Q4: How is this guaranteed, can there be intermittent failures when a host which owns shard 1 goes down? How is that handled? How long can be this delay? During this delay the new workflows on this shard can’t be created I assume.
We use a gossip-based membership library ringpop. It is responsible for detecting host failures and updating the cluster membership in a timely manner. The delay usually within a second. The front end host retries a request to another host if shard membership changed during the request and usually the retry goes through. The SDK client code also retries requests if needed. We’ve seen use cases that had pretty tight SLA on workflow starts and we were able to ensure high availability during cluster deployments with a 3-second external client timeout.
Q5: If a history host goes down, then who get’s the shards on that host? Also how are the shards balanced if we scale up/scale down hosts?
Whatever host owns it based on the consistent hashing algorithm. So every time the cluster membership changes the shards are rebalanced. The consistent hashing is used to ensure that majority of the shards stay at their current hosts during resharding.
Q6: On shard ownership, how is guaranteed that the range id will be unique for each host?
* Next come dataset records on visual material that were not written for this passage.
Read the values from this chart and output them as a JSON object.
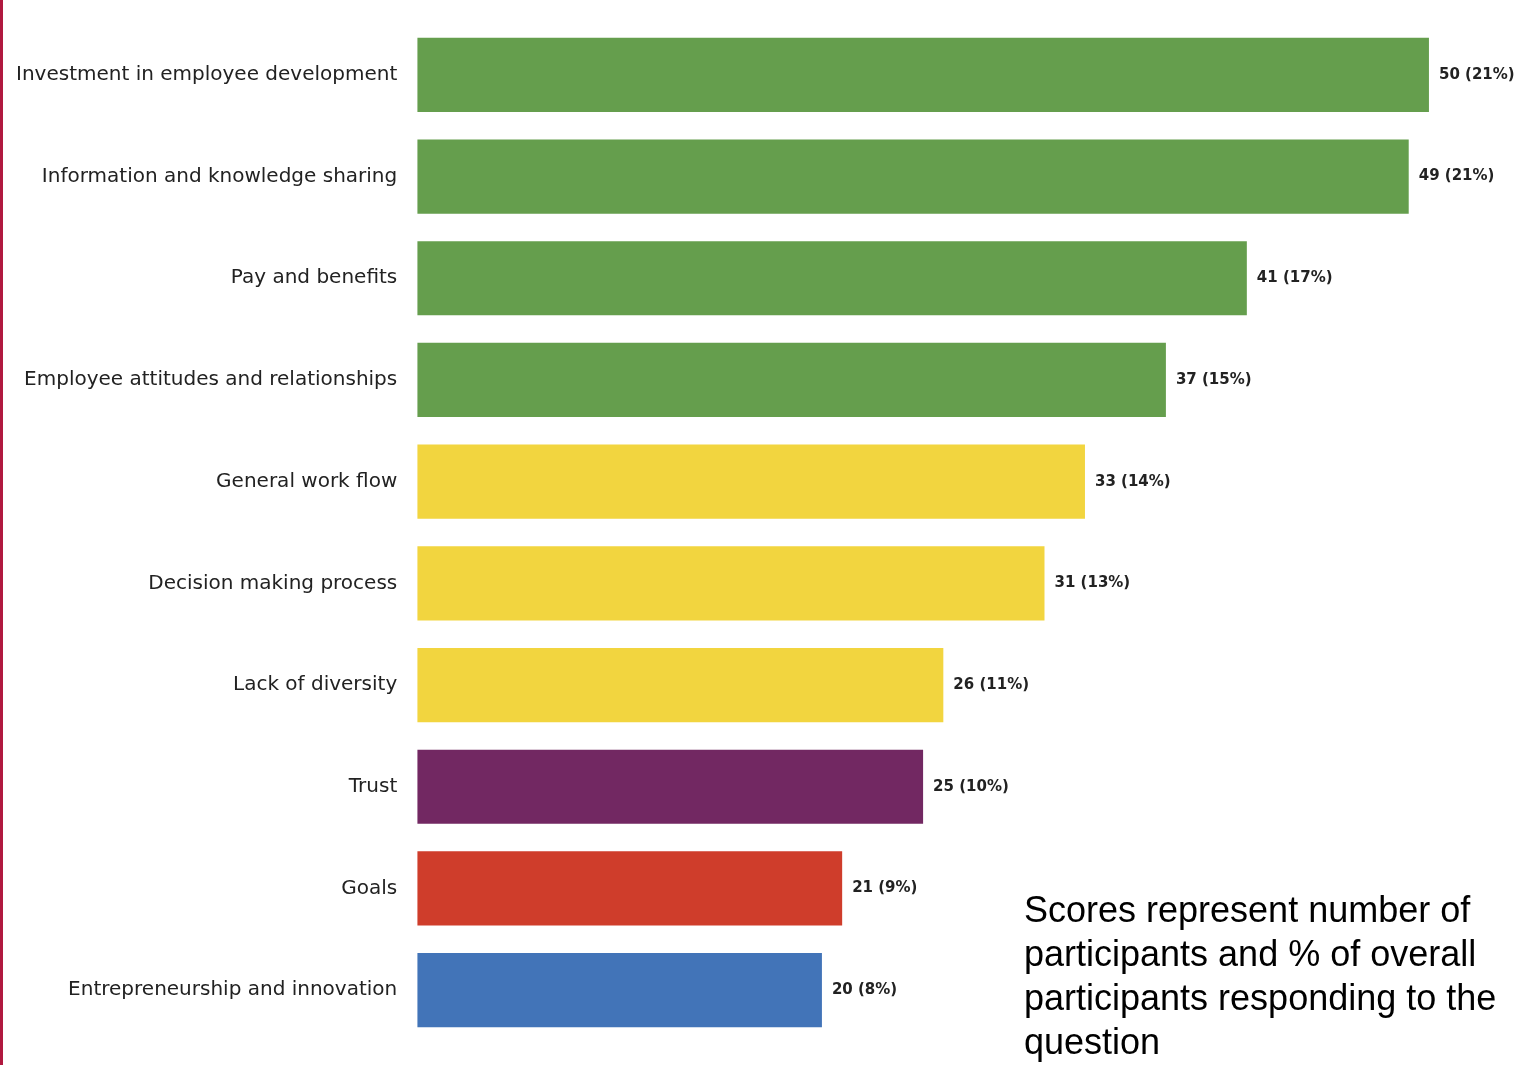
{
  "chart_data": {
    "type": "bar",
    "orientation": "horizontal",
    "categories": [
      "Investment in employee development",
      "Information and knowledge sharing",
      "Pay and benefits",
      "Employee attitudes and relationships",
      "General work flow",
      "Decision making process",
      "Lack of diversity",
      "Trust",
      "Goals",
      "Entrepreneurship and innovation"
    ],
    "values": [
      50,
      49,
      41,
      37,
      33,
      31,
      26,
      25,
      21,
      20
    ],
    "colors": [
      "#659e4d",
      "#659e4d",
      "#659e4d",
      "#659e4d",
      "#f2d53f",
      "#f2d53f",
      "#f2d53f",
      "#722862",
      "#cf3d2b",
      "#4274b8"
    ],
    "value_labels": [
      "50 (21%)",
      "49 (21%)",
      "41 (17%)",
      "37 (15%)",
      "33 (14%)",
      "31 (13%)",
      "26 (11%)",
      "25 (10%)",
      "21 (9%)",
      "20 (8%)"
    ],
    "xlim": [
      0,
      54.5
    ],
    "tick_labels": "y",
    "legend": false,
    "annotations": [
      "Scores represent number of participants and % of overall participants responding to the question"
    ]
  }
}
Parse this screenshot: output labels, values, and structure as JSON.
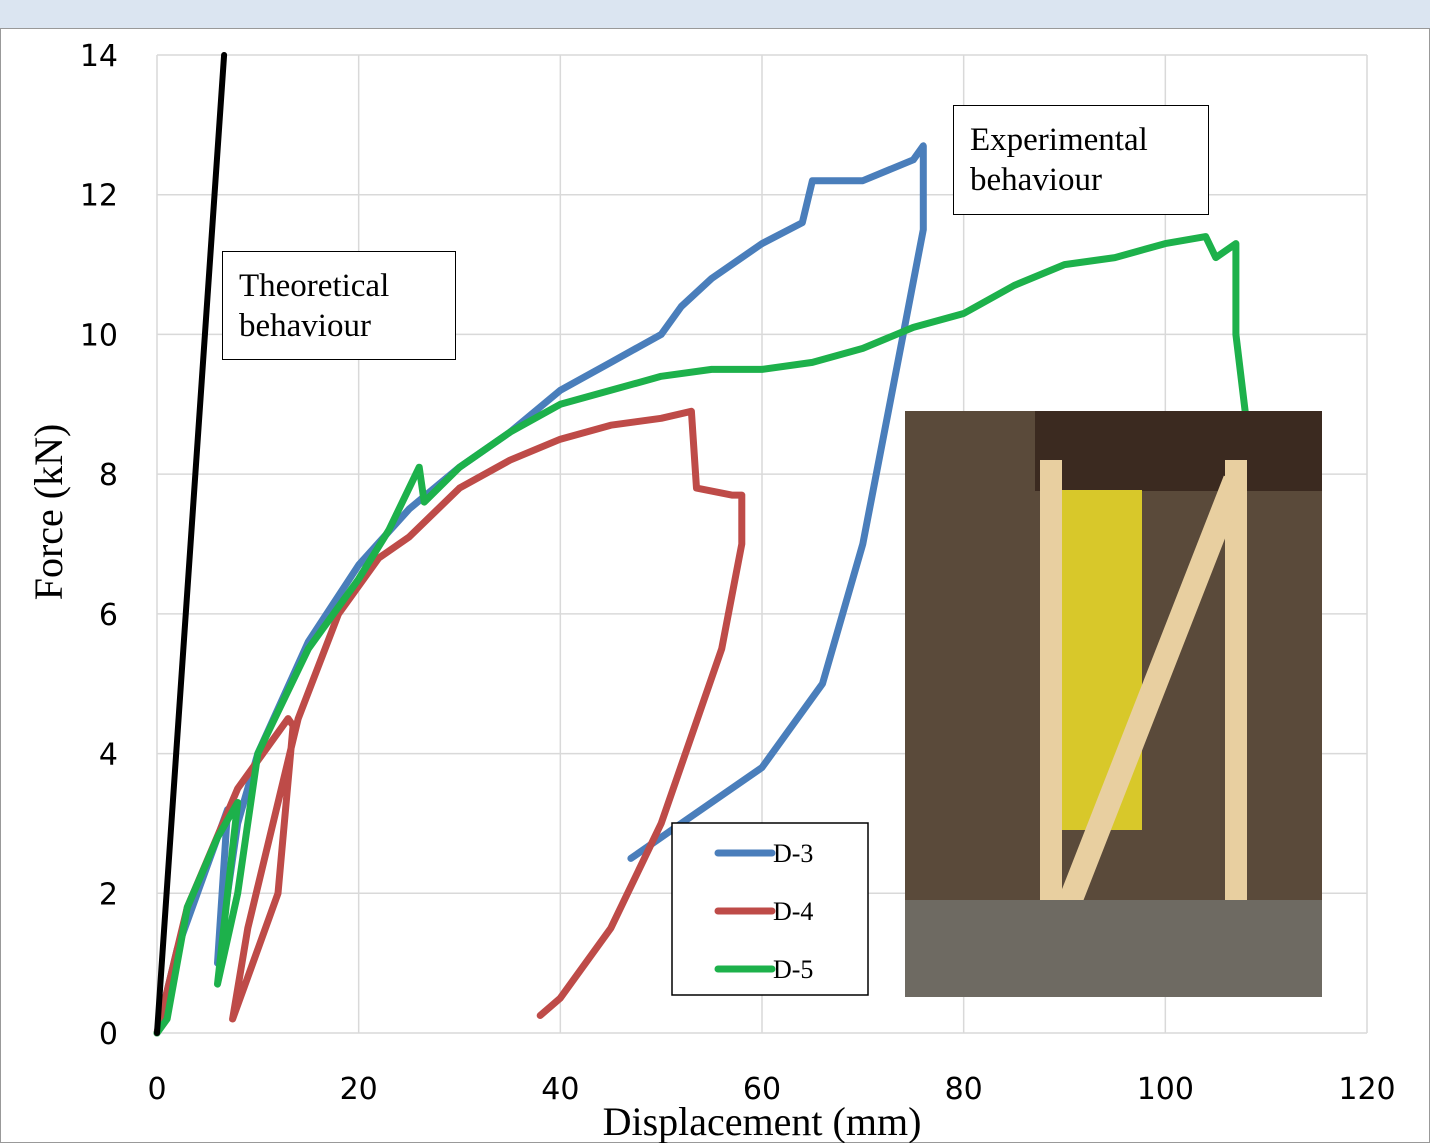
{
  "chart_data": {
    "type": "line",
    "x_label": "Displacement (mm)",
    "y_label": "Force (kN)",
    "xlim": [
      0,
      120
    ],
    "xticks": [
      0,
      20,
      40,
      60,
      80,
      100,
      120
    ],
    "ylim": [
      0,
      14
    ],
    "yticks": [
      0,
      2,
      4,
      6,
      8,
      10,
      12,
      14
    ],
    "grid": true,
    "legend": "lower-right",
    "annotations": [
      "Theoretical behaviour",
      "Experimental behaviour"
    ],
    "theoretical": {
      "color": "#000000",
      "x": [
        0,
        6.65
      ],
      "values": [
        0,
        14
      ]
    },
    "series": [
      {
        "name": "D-3",
        "color": "#4a7ebb",
        "x": [
          0,
          2,
          5,
          7,
          6,
          8,
          10,
          15,
          20,
          25,
          30,
          35,
          40,
          45,
          50,
          52,
          55,
          60,
          64,
          65,
          70,
          75,
          76,
          76,
          74,
          70,
          66,
          60,
          52,
          47
        ],
        "values": [
          0,
          1.2,
          2.4,
          3.2,
          1.0,
          3.0,
          4.0,
          5.6,
          6.7,
          7.5,
          8.1,
          8.6,
          9.2,
          9.6,
          10.0,
          10.4,
          10.8,
          11.3,
          11.6,
          12.2,
          12.2,
          12.5,
          12.7,
          11.5,
          10.0,
          7.0,
          5.0,
          3.8,
          3.0,
          2.5
        ]
      },
      {
        "name": "D-4",
        "color": "#be4b48",
        "x": [
          0,
          3,
          8,
          13,
          13.5,
          12,
          9,
          7.5,
          9,
          14,
          18,
          22,
          25,
          30,
          35,
          40,
          45,
          50,
          53,
          53.5,
          57,
          58,
          58,
          56,
          50,
          45,
          40,
          38
        ],
        "values": [
          0,
          1.8,
          3.5,
          4.5,
          4.4,
          2.0,
          0.8,
          0.2,
          1.5,
          4.5,
          6.0,
          6.8,
          7.1,
          7.8,
          8.2,
          8.5,
          8.7,
          8.8,
          8.9,
          7.8,
          7.7,
          7.7,
          7.0,
          5.5,
          3.0,
          1.5,
          0.5,
          0.25
        ]
      },
      {
        "name": "D-5",
        "color": "#1db14b",
        "x": [
          0,
          1,
          3,
          6,
          8,
          7,
          6,
          8,
          10,
          15,
          20,
          23,
          26,
          26.5,
          30,
          35,
          40,
          45,
          50,
          55,
          60,
          65,
          70,
          75,
          80,
          85,
          90,
          95,
          100,
          104,
          105,
          107,
          107,
          108
        ],
        "values": [
          0,
          0.2,
          1.8,
          2.8,
          3.3,
          2.0,
          0.7,
          2.0,
          4.0,
          5.5,
          6.5,
          7.2,
          8.1,
          7.6,
          8.1,
          8.6,
          9.0,
          9.2,
          9.4,
          9.5,
          9.5,
          9.6,
          9.8,
          10.1,
          10.3,
          10.7,
          11.0,
          11.1,
          11.3,
          11.4,
          11.1,
          11.3,
          10.0,
          8.8
        ]
      }
    ]
  }
}
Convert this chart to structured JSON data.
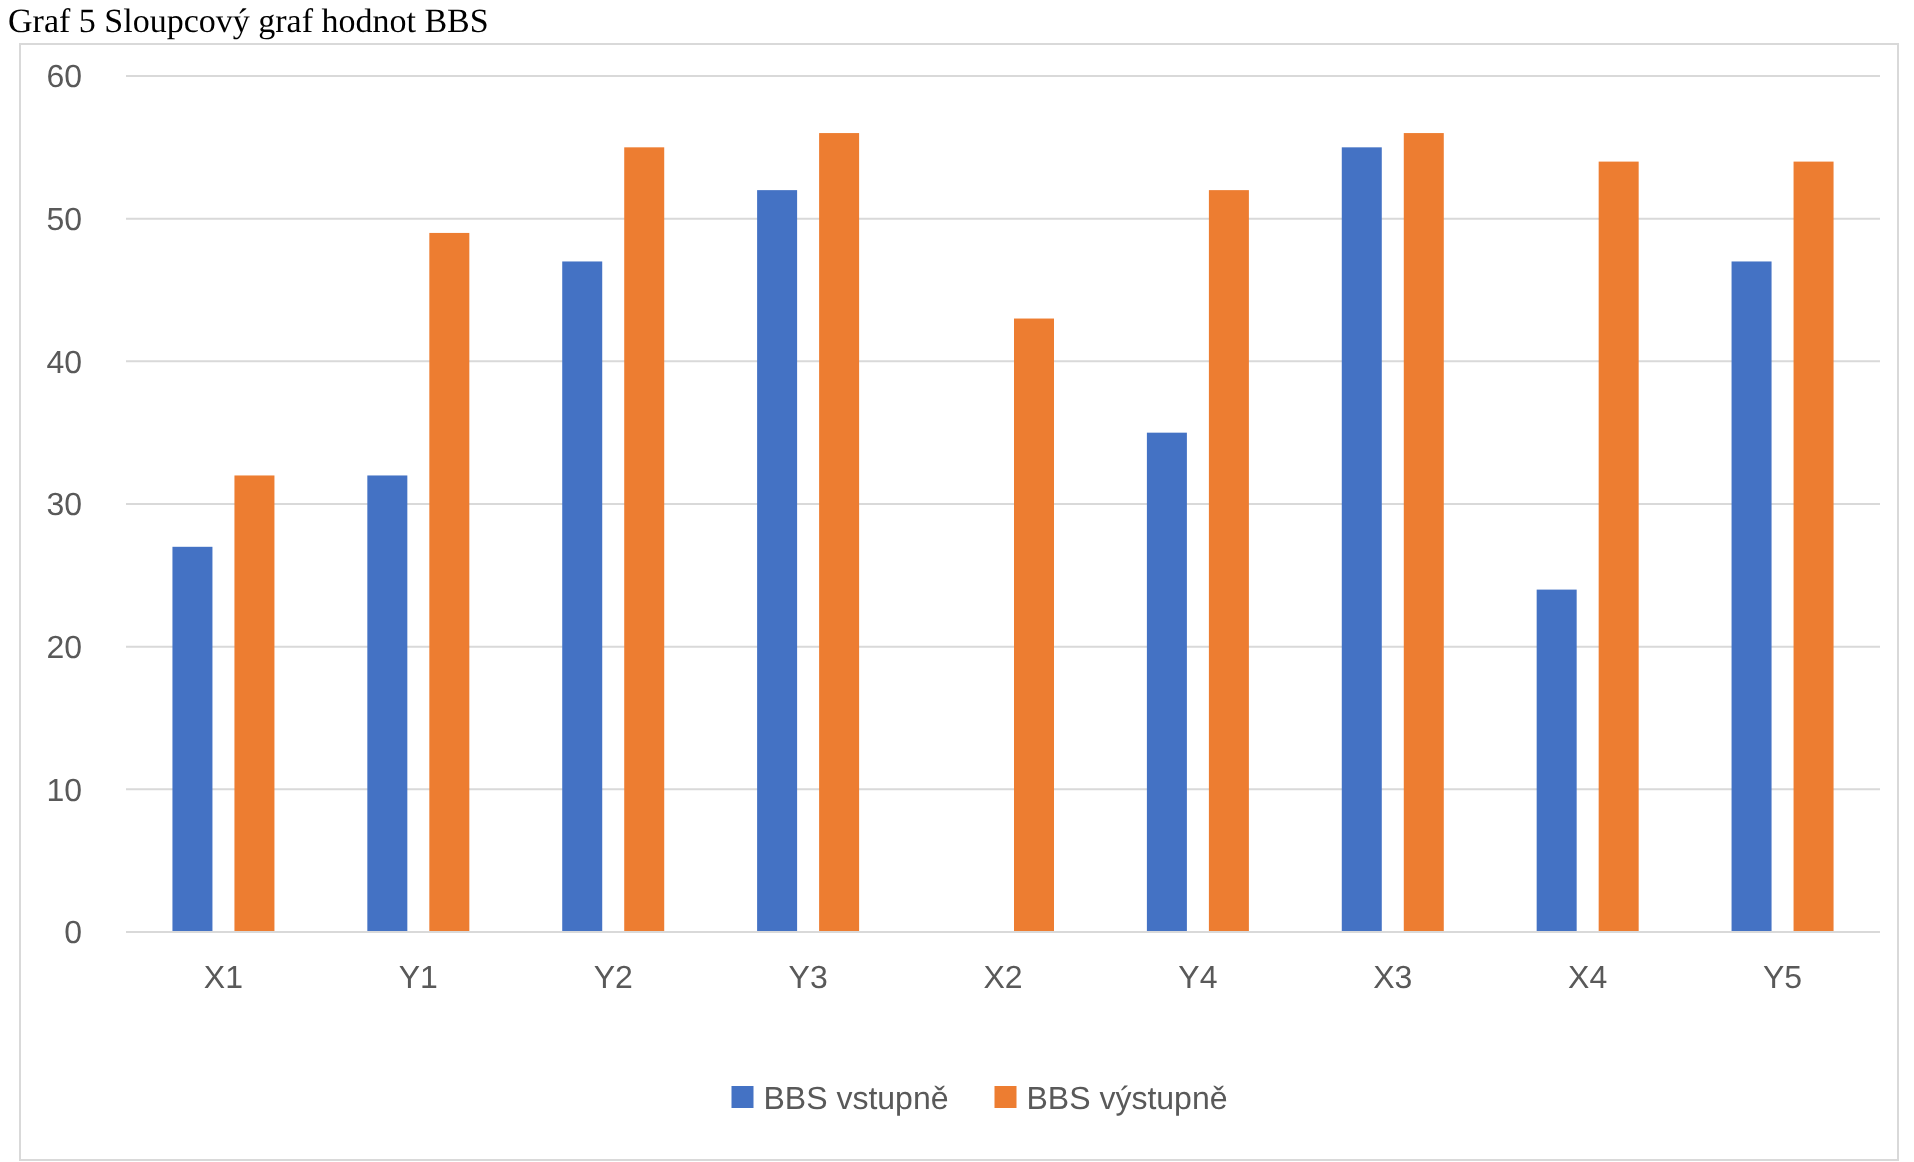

If there’s conflict there, it could lead to multiple writers for a workflow.
The shard hashing and the cluster membership based on gossip can lead to situations when more than one host believes that it owns the shard. To avoid inconsistencies all updates to the history service database are protected by a conditional update on the so-called range-id value. So Temporal uses DB to ensure 100% consistency in these situations. This video contains some details about this mechanism.
Q7: What happens if a shard writes the workflow data onto the persistence layer and moves the task to the transfer Queue, but before it could move the task to the Marcher’s Tasklist it dies? Are the Cadence workers meant to handle these scenarios?
The new host is going to pick up the shard and then process all unacknowledged tasks from the transfer queue. So the task is going to be redelivered to the matching engine. Note that it doesn’t mean that workers will receive the duplicate as tasks are deduped before being sent to a worker.
Q8: In the video, Samar says, if a task is lost, it’ll cause a timeout and the workflows would need to handle those scenarios. What timeout field is being talked about here? Can we control it? What happens is that value is very high say 10 years? Does the workflow stay stuck for 10 years?
It depends on the task type. The relevant activity timeout is StartToClose
. All the timeouts are configurable by the workflow code. If an activity StartToClose timeout is set to 10 years (and workflow run timeout is set to a same or larger value as well) the workflow will be waiting for the timeout for 10 years.
Q9: Why is Cadence called a write heavy system? Should it not be read heavy due to fetching workflow state, history, on async polls?
Because of caching. Almost everything is cached on worker and history service nodes. So fetching of workflow states and full histories is only needed when a state is lost either due to process restarts or data being pushed out of caches in LRU manner.